After a busy start to the year, the funding announcements slowed down a little in March, meaning that ultimately Q1 turned out to be a fairly standard funding quarter for the Finnish ecosystem, with 21 investments totalling $49.2 million.
There was a dip from Q4, as there was across the region, however, due to such a phenomenal final quarter of 2016, the drop-off was particularly pronounced in Finland, with nearly half of the number of investments that were announced in the final three months of last year.
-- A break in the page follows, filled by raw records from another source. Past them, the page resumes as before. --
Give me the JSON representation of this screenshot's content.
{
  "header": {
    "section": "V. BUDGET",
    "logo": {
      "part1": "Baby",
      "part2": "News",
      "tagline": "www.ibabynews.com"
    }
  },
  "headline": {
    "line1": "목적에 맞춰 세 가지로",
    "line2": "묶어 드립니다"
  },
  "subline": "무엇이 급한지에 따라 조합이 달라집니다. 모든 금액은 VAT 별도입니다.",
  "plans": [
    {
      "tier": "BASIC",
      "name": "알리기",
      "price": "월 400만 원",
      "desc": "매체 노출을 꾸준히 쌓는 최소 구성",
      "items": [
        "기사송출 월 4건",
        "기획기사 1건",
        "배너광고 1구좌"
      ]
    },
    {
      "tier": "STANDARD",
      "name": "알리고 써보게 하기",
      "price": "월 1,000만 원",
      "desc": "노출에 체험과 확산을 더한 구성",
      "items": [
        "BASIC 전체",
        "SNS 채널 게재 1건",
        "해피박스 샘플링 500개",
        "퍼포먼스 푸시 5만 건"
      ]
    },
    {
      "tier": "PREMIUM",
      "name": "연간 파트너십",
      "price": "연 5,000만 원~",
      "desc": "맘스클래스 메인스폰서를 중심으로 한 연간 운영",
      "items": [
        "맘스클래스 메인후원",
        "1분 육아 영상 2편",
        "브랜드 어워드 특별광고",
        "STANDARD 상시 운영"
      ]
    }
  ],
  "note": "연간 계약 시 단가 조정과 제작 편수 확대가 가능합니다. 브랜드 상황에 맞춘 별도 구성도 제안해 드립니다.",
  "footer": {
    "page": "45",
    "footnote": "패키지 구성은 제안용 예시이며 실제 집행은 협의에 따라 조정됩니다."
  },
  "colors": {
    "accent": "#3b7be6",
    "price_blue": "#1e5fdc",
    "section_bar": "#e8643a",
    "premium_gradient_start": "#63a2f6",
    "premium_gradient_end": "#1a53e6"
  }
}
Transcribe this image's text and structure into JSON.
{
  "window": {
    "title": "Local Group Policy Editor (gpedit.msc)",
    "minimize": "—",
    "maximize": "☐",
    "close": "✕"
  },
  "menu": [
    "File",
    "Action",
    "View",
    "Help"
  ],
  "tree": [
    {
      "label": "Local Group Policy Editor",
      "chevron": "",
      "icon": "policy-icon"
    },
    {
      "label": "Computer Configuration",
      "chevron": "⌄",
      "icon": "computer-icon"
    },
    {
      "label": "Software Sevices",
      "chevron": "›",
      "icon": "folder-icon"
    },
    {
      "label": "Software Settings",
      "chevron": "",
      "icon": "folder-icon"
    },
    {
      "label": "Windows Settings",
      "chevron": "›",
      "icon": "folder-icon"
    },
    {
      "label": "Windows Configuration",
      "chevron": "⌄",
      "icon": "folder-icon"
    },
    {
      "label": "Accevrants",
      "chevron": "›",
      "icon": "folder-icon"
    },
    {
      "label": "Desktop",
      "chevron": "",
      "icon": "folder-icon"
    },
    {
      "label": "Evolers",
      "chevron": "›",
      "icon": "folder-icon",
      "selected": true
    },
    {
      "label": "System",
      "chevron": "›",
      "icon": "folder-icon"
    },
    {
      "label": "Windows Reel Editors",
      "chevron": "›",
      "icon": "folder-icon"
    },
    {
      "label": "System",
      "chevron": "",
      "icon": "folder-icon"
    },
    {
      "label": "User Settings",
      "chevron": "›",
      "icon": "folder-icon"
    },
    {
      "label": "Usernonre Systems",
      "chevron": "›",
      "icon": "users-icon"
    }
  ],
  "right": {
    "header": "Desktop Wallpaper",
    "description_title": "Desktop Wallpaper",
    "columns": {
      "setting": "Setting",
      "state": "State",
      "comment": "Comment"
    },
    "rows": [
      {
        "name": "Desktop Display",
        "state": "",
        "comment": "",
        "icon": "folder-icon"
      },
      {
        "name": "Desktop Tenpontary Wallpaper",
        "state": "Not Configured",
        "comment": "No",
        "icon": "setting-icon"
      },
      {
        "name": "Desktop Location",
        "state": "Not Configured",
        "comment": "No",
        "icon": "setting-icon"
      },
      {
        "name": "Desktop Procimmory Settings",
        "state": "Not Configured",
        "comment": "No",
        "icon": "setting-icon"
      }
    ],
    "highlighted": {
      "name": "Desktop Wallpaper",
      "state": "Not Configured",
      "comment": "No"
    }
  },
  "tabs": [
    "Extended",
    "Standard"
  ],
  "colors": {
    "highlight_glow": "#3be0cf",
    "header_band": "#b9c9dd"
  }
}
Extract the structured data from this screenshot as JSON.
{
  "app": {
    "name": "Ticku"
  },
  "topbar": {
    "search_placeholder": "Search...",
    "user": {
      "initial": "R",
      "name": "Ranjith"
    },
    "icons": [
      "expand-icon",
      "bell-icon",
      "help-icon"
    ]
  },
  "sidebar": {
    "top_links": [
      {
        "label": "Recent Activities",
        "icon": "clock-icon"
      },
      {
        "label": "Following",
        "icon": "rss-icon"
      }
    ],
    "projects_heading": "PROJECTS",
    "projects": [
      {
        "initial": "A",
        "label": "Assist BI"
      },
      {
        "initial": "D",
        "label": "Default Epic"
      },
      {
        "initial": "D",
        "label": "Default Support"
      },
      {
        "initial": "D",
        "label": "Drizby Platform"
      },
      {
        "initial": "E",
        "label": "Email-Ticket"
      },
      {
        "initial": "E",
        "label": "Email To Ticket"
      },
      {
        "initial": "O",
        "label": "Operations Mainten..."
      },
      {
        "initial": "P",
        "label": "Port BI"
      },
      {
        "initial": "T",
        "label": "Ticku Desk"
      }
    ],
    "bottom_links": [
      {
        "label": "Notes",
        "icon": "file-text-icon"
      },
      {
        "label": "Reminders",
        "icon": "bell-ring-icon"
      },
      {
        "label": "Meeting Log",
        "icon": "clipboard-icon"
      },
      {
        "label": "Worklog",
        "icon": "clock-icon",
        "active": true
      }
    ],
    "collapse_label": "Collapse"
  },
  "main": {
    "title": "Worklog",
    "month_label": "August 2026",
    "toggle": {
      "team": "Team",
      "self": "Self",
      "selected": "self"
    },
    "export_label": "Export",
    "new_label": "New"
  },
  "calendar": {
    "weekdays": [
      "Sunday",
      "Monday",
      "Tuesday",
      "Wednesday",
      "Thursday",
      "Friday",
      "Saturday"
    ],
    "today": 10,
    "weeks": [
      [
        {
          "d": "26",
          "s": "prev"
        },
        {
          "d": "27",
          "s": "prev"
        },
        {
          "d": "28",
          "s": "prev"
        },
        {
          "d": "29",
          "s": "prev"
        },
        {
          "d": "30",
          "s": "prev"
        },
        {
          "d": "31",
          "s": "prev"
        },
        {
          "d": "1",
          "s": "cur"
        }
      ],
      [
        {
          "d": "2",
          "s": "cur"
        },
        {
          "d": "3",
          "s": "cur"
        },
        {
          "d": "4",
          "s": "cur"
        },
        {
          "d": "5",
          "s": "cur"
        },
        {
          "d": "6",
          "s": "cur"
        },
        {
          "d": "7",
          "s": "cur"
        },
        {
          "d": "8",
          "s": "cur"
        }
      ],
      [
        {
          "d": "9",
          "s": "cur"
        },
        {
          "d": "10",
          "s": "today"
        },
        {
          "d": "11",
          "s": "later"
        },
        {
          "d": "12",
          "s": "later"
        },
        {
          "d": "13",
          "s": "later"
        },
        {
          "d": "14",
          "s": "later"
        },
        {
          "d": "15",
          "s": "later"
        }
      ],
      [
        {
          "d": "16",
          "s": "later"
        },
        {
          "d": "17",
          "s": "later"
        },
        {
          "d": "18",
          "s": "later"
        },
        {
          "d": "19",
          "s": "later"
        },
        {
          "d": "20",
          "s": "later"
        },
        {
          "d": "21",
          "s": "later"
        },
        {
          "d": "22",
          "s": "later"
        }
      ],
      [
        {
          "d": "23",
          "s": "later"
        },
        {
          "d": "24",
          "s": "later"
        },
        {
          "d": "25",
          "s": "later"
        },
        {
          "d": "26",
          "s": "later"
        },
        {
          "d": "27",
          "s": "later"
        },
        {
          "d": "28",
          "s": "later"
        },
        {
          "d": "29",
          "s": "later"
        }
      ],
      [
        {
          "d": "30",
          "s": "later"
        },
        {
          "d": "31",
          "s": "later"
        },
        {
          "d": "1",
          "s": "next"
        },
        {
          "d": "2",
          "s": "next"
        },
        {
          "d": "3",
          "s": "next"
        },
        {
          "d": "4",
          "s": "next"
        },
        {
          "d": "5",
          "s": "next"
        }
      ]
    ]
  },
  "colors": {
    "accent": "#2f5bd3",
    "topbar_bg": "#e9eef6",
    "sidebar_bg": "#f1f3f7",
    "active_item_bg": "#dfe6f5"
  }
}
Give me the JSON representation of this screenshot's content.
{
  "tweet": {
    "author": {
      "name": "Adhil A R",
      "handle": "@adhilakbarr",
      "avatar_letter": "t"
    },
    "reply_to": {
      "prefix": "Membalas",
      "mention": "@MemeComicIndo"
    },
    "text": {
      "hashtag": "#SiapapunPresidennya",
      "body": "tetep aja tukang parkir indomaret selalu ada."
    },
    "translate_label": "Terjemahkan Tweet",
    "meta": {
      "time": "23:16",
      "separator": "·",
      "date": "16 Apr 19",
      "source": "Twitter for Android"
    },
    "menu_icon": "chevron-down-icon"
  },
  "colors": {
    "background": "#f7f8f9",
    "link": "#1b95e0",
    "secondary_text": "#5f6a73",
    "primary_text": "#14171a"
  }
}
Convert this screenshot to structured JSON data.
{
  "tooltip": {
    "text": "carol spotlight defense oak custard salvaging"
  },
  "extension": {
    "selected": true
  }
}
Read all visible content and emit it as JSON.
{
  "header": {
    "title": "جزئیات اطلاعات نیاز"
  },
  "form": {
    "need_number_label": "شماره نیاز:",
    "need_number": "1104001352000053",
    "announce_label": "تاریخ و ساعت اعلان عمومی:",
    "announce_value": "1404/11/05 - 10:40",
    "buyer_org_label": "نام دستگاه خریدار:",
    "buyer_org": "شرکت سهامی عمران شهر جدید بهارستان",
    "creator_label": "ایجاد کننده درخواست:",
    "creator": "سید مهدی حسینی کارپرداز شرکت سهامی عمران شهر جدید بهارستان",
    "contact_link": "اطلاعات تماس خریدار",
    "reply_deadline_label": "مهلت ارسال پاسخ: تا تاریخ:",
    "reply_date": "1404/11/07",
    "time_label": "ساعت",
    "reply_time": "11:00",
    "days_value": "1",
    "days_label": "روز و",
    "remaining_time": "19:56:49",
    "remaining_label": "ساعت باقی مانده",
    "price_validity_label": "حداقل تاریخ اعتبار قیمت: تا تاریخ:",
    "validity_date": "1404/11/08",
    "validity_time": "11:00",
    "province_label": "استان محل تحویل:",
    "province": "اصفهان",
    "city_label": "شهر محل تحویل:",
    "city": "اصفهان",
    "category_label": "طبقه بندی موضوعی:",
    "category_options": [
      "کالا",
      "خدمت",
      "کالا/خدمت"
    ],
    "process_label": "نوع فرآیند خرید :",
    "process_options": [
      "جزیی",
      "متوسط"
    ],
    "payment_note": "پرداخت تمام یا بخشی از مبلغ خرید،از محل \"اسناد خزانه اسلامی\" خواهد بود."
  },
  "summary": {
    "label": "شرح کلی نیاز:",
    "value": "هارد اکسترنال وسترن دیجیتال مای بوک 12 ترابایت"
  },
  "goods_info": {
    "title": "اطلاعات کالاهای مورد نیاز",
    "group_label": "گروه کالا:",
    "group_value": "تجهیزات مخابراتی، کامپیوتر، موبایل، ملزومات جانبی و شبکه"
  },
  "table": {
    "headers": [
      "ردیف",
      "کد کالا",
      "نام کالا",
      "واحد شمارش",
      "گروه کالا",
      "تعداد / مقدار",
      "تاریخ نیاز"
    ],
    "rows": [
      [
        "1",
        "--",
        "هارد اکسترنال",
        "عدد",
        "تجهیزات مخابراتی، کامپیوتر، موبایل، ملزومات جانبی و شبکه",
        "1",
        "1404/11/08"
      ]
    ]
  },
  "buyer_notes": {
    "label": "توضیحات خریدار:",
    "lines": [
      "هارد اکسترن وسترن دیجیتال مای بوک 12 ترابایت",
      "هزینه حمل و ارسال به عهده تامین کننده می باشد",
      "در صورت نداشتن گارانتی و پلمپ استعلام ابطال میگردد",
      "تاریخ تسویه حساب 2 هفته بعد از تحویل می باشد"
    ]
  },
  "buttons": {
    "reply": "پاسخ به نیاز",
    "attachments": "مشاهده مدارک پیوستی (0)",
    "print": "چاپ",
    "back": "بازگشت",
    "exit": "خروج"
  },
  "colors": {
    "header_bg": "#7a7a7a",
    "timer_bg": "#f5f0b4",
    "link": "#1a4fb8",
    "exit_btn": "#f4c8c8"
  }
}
Finland is always a slow starter so a much quieter Q1 is no surprise, however, 0% growth compared to Q1 of 2016 is particularly sluggish, but again, I fully expect the number of investments to pick up as the year goes on.
The amount of capital was also halved from Q4, and again, things look particularly slow, with $49.2 million lower than any quarter in 2016, which is strange when you look at the make-up of the size of investments.
But although there was an investment of $20 million and a couple above $5 million, the low amount of capital can be explained by 75% of the deals happening below $3 million.
Interestingly, there were three manufacturing investments in Q1, which is the first time that it has been a ‘hot’ vertical in any of our analyses (Or indeed the first time that anyone has ever referred to manufacturing as “hot”). Very surprisingly, Enterprise SaaS, the dominant vertical in 2016 in Finland, has been nowhere to be seen so far in Q1 2017, I’d certainly expect to see a strong uptick in SaaS investments throughout the rest of 2017.
Very “untraditional” investments attracted the biggest investments in Q1 (apart from the two gaming investments), with TaktoTek leading the way with their $20 million investment for their injection-molded structural electronics (IMSE) solutions.
Helsinki has captured 52.38% of the investments so far in 2017, which is a slight dip on the 58.58% seen in 2016. As always, multiple hubs, particularly Espoo, Oulu and Tampere continue to attract investors attention away from the capital.
Finland is the country that attracts the most International capital in the region, and that didn’t change in Q1. This is due to a lack of later-stage money available locally in Finland meaning there is a reliance on outside money for these stages. However, International money can pretty much be found at all stages, as Finland benefits from a strong reputation on an International front, and in all honesty requires this due to less local investment firms than we see in Sweden and even in Denmark.
In conclusion, after a quick start, Finland promptly slowed down once more to record a standard funding quarter. The Finnish investment scene barely saw any growth in 2016 from 2015, and if Q1 is anything to go by, that could well be the case again in 2017.